Unfinished Business

[Originally posted on FaceBook, Nov. 12, 2018]

This summer I had to make a choice: do I spend my available free time painting this house, or do I put that energy into work on local campaigns and issues that I care about? Well, I made my choice, and my neighbors will have to look at this half-painted, primed but not completed, house for a few more months. The campaigns didn’t turn out the way I had hoped, but no regrets.

Now it stands as the perfect visual symbol to the midterm elections and their outcome: we have unfinished business, and lots of work ahead of us.

More about that house, and how we came to live there: A couple of years ago my university job ended without tenure, and so I had to make a choice. Stay in North Carolina, a place I had no great love for, and look for other work within the same university; or move across the country for a temporary academic job in the same field? Instead we chose a third option: why not move back to my hometown (after a 23 year absence), reconnect with family and old friends, and see what options there might be outside of the ivory tower? My parents had recently purchased this fixer-upper, with the intention of repairing it and renting it out. They didn’t know it at the time, but their first renters turned out to be us.

So my wife and I sold our house in NC, and I arrived in Cheboygan with no plans other than a desire to spend time with people I had missed, and to do some physical work. And in particular I wanted to see what I could make of this house, a real diamond in the rough. Needless to say, it wasn’t your typical career move. Once you exit the academic treadmill it’s tough to jump back on.

In the summer of 2016 we thought we were just taking a temporary breather, enjoying the slower pace of life here to raise our daughter and reflect on our next move. But November of that year brought a major surprise: it turned out that we were really at the center of an epochal event. Places like Cheboygan – rural, economically struggling Midwestern small towns – put Trump in office with overwhelming support. How did this happen? It made me curious to understand the problems in our community better, because I (like Rip Van Winkle) obviously had no clue. And it also gave new urgency to my work on this house. I don’t know how to fix our town, but fixing at least one run-down house seemed like something I could do.

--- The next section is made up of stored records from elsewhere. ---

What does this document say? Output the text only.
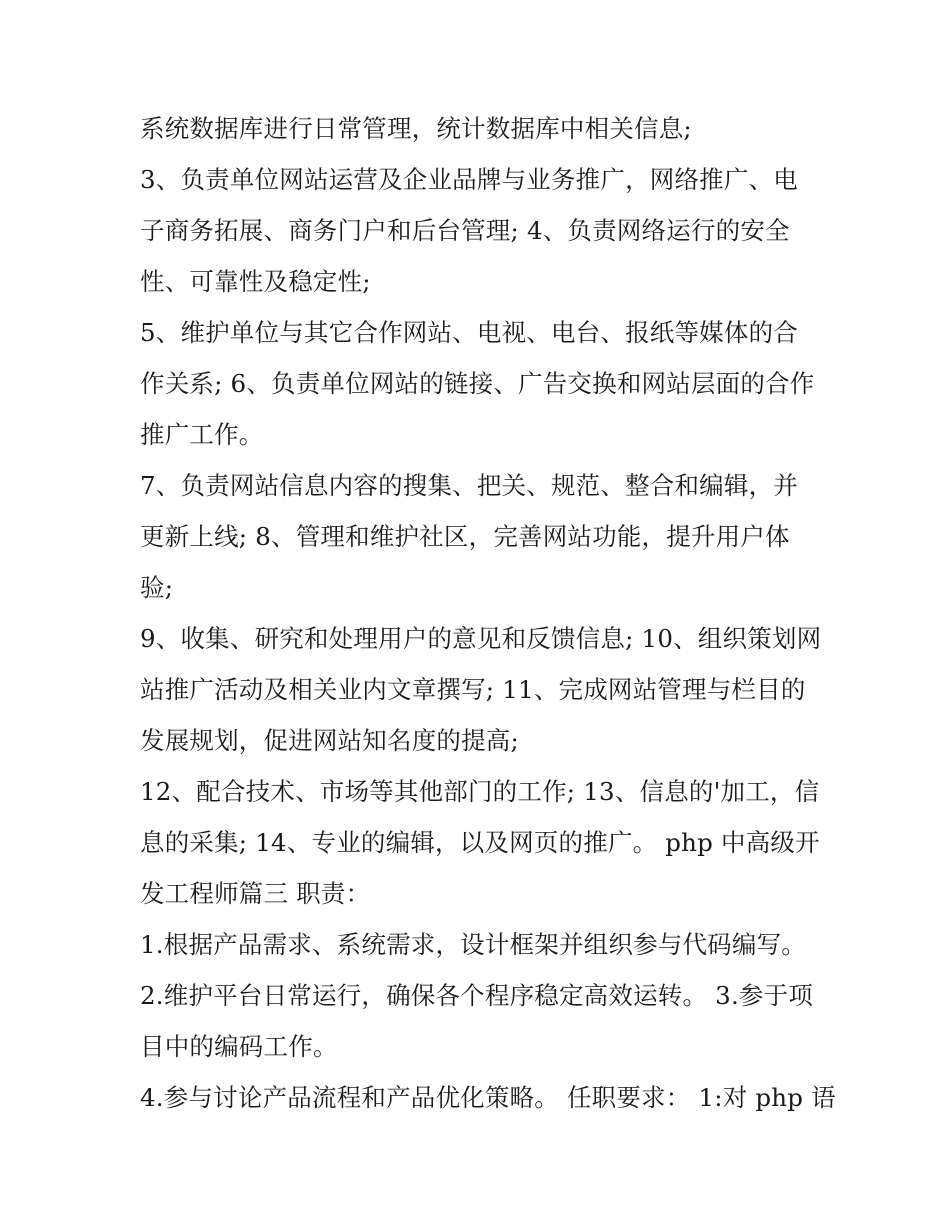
系统数据库进行日常管理，统计数据库中相关信息;
3、负责单位网站运营及企业品牌与业务推广，网络推广、电
子商务拓展、商务门户和后台管理; 4、负责网络运行的安全
性、可靠性及稳定性;
5、维护单位与其它合作网站、电视、电台、报纸等媒体的合
作关系; 6、负责单位网站的链接、广告交换和网站层面的合作
推广工作。
7、负责网站信息内容的搜集、把关、规范、整合和编辑，并
更新上线; 8、管理和维护社区，完善网站功能，提升用户体
验;
9、收集、研究和处理用户的意见和反馈信息; 10、组织策划网
站推广活动及相关业内文章撰写; 11、完成网站管理与栏目的
发展规划，促进网站知名度的提高;
12、配合技术、市场等其他部门的工作; 13、信息的'加工，信
息的采集; 14、专业的编辑，以及网页的推广。 php 中高级开
发工程师篇三 职责：
1.根据产品需求、系统需求，设计框架并组织参与代码编写。
2.维护平台日常运行，确保各个程序稳定高效运转。 3.参于项
目中的编码工作。
4.参与讨论产品流程和产品优化策略。 任职要求： 1:对 php 语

Our house is still a bit run-down. The paint is peeling off, and some of the windows need replacing. But that’s OK, because we live in Cheboygan. No one we know is trying to keep up with the Joneses. That’s one of the reasons we love living here. There are many other houses on our street (the same street I grew up on) in various states of repair, each family doing what they can to make it better. What are the stories they have to tell?